I was a little beyond kiddy cereal when this stuff came out and I still had no thoughts of having my own family.
Pink flakes? NO! Pink milk? YES!
The original Hawaiian cereal that originated in Battle Creek, Michigan! (I found it amusing, in doing research for this page, that the Canadian version of Puffa Puffa Rice didn't have the Hawaiian theme: It was a steam train bellowing, "Puffa Puffa Rice!")
I couldn't find a picture of the original Quake® box, in which the character was fat and frumpy. He wore a miner's helmet and carried a metal lunch box. When they changed the looks of the character (he became thinner, freckles were added, his nose was bobbed, and he now looked like a cowboy superhero) the formula of the cereal changed. It was made crunchier, which meant instead of letting the cereal soak five minutes to get to the consistency I liked, it now took a little over an hour! No wonder they pulled it off the shelves! (Why couldn't they have reintroduced the old formula?)

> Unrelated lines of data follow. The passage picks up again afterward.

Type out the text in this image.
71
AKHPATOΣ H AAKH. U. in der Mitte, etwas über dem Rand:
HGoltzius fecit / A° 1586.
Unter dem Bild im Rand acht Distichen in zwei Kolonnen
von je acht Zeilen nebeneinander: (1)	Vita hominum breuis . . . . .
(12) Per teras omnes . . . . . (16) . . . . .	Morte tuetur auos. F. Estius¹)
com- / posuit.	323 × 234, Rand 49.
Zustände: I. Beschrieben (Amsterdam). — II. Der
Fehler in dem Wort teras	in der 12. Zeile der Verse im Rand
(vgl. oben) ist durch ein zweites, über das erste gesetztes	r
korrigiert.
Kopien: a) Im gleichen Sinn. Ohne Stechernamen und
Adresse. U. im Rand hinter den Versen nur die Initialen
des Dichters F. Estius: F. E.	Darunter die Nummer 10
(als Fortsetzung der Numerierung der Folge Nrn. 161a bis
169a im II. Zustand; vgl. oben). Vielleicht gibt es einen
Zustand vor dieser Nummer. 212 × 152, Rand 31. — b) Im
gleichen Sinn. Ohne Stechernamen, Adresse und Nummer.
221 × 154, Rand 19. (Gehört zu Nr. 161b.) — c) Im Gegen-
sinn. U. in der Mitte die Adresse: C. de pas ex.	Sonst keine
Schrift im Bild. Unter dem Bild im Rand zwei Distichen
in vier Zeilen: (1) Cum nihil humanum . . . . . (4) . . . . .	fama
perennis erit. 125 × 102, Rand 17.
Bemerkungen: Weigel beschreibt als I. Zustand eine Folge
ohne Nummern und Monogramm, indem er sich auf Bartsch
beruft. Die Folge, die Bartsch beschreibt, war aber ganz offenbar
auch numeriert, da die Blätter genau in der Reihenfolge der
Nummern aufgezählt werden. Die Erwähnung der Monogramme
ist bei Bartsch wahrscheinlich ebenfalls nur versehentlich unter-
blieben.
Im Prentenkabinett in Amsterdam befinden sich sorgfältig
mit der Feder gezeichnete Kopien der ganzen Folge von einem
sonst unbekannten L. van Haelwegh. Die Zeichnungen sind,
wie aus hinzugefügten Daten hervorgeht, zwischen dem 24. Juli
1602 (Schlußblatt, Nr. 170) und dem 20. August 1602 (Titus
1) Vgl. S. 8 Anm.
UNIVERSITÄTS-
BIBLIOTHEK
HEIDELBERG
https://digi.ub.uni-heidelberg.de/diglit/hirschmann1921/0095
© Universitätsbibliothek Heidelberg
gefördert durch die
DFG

You can still buy sweetened rice puffs; that isn't the point here. In the mid 1990s the Nabisco cereal lines (owned by R.J. Reynolds Tobacco) were sold to Kraft Foods/Post (owned by Philip Morris Tobacco). Gone were such cereals as one of my favorites, Nabisco Team Flakes. This picture was previously missing.
Can anyone guess why they were called Sugar Jets?
Wasn't there a little bit of a hillbilly fad in the 1960s, thanks to the Beverly Hillbillies TV series? And what ever happened to the Ideal Toy Company?
There was a book embedded on the back of the cereal box, making Twinkles the only cereal endorsed by librarians!